Thursday, October 1, 2009

london calling…sorry, wrong number; or, involuntary self-reflection

(the second part of my title is a phrase i heard once in class. rather than question it, i smiled and wrote it down)

i’m sitting in a hotel room on bedford place, london as i write this. i can hear the constant traffic and the echoing voices from three stories down from outside my open window. i don’t have internet access here (hell, i don’t even have a toilet in my room), so, by the time i post this, i will be back in my somewhat cluttered office in my apartment. my apartment in reno, yes.

this is not easy for me to compose. i have been mentally doing so and i keep stalling. i am pretty sure that over these past few months and, in a much-concentrated way, over the past few days, i have experienced something akin to a midlife crisis…except, i am hoping that i still have a while to go before i reach midlife.

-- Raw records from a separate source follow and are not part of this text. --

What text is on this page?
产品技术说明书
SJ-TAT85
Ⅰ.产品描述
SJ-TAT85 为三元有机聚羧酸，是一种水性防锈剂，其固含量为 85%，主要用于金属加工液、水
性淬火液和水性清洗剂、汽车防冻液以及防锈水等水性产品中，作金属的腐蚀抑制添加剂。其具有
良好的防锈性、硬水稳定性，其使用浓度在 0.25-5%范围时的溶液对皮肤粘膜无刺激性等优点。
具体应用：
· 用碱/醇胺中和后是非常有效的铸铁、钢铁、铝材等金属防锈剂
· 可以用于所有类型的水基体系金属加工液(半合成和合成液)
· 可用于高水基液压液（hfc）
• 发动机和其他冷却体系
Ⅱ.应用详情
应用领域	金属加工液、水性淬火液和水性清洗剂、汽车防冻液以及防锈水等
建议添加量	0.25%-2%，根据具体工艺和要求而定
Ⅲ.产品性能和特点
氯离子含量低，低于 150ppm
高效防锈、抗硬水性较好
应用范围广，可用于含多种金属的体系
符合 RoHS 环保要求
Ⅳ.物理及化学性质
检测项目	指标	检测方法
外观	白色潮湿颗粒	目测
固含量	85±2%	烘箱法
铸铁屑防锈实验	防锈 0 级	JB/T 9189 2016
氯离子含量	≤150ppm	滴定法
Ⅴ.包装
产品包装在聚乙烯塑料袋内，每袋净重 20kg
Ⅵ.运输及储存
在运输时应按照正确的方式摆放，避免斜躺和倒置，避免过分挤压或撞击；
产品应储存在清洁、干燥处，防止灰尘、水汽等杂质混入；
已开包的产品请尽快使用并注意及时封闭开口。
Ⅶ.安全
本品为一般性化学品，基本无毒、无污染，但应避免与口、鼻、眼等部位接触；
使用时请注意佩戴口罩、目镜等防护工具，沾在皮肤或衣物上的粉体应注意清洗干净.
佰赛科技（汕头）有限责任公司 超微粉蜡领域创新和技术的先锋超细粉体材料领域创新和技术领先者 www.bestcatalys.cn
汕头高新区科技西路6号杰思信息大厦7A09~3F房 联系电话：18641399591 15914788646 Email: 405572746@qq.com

anyhow, as i said, this is difficult for me to compose. let me start by apologizing, because i feel that is what i need to do. i feel like i have been on autopilot for so long now, not stopping to really, deeply examine any particular aspect of my life, simply going in the direction i thought was forward, not realizing that there wasn’t only one ‘forward.’

so, about that apology. i apologize to cardo, pic and the covert cat for having disrupted so much in my efforts to do what i thought i might possibly want. i apologize to the rest of my family for asking for their support (especially the financial support i asked of my parents) in reaching this goal. i apologize to those of you from whom i asked well wishes and who i led to believe that this was the next step i really wanted to take. i apologize to dr jones and to dr hoxton (as i will refer to her) and to ms s for putting in so much effort to get me to where i am right now (at the time of composing this, not so much at the time of posting). i greatly and deeply appreciate the support, the well-wishes and the efforts made on my behalf and i don’t know how to repay them, except to be there to support your goals and your hopes in whatever way i can, even if it is only to offer my wishes for your happiness and fulfillment.

i apologize to myself for not listening. i have never been good at this. i either ignore or i shut down, which leads to too much involuntary self-reflection and then jumping into whatever is available and once again ignoring.

i thought that this might be what i wanted. i refused to say ‘when’ this happens, but stuck with ‘if’ this happens. every time another hurdle was behind me, cardo asked me if i was excited, and i was never able to answer with a ‘yes.’ i know that i probably sounded excited to others, but this is part of how i work. i don’t want others to be uncomfortable or to worry about me. i don’t always share the truth because it’s easier to say that everythig is ‘fine’ and let others believe that everything really is.

everything isn’t and hasn’t been for some time. i’m not sure what to do about this. there are some things i am still sure of. i still want to teach. i still want to go on to get my phd. i still hope that that will be possible. i still want to own a house. i still want to be with my family as much as possible.

there are many things i am unsure of. i am not sure what my next step is going to be. i am not sure that i won’t shut down now, refusing to let people in and shutting myself off from others who might need me. i am unsure of who i am and where i will end up.

i despise those big questions looming. they pick me up and drag me to the cave of despaire, where i have no una to reassure me that i am chosen and that no matter what, i will survive because that is how it is meant to be. at times, i feel i have no armor to shield me from what i let attack me, what i attack myself with.

i meant this to be much more lighthearted, as casually joking about hardship is how i usually cope, but i’m not feeling lighthearted right now. maybe in a few years. maybe when i feel that things are back on track. maybe when i figure out just where that track even is.

in the meantime, thank you for all of your support. it’s good to know that others have faith in me, even when i have none. i’ll start now in trying to internalize some of that, even if it means reciting affirmations a la stuart smalley. (perhaps there is a bit of the lighthearted in me yet.)

[note: i wrote this elsewhere. as usual, that 'elsewhere' doesn't adhere to upper-case letters. also, i've had a couple of days to let this sink in and i'm calm and doing pretty well. i hope you all are doing well also.]

[p.s. if you now need to hear the song, you can go here. embedding has been disabled.]

3 comments:

Coach J said...

Welcome home. You'll find your path. You just had to discover that you can't force it.

Your word verification is "feckfame." Is this a sign? :) Maybe if it was "firkfame."

kate said...

I am glad that you actually listened to yourself. I am happy for you whatever way you choose to go. London would have been terrible if you had been there just because you felt you should be. I'm glad that you're back home and calmer. And I completely agree with Coach J about your path.

Oh, and my wv is "comed." I feel I should use some terrible english and say, "I'm so glad you comed home." :)

The Furie Queene said...

Welcome back. I know it was a hard decision, but I honestly believe it is the best decision for you. Granted, if you'd decided to stay, I'd have thought that was the best decision, but that's because I know the decision is yours to make, and whatever you've decided is right for you.

And to not break a chain here, your word verification is "lestiv". Lest you be festive?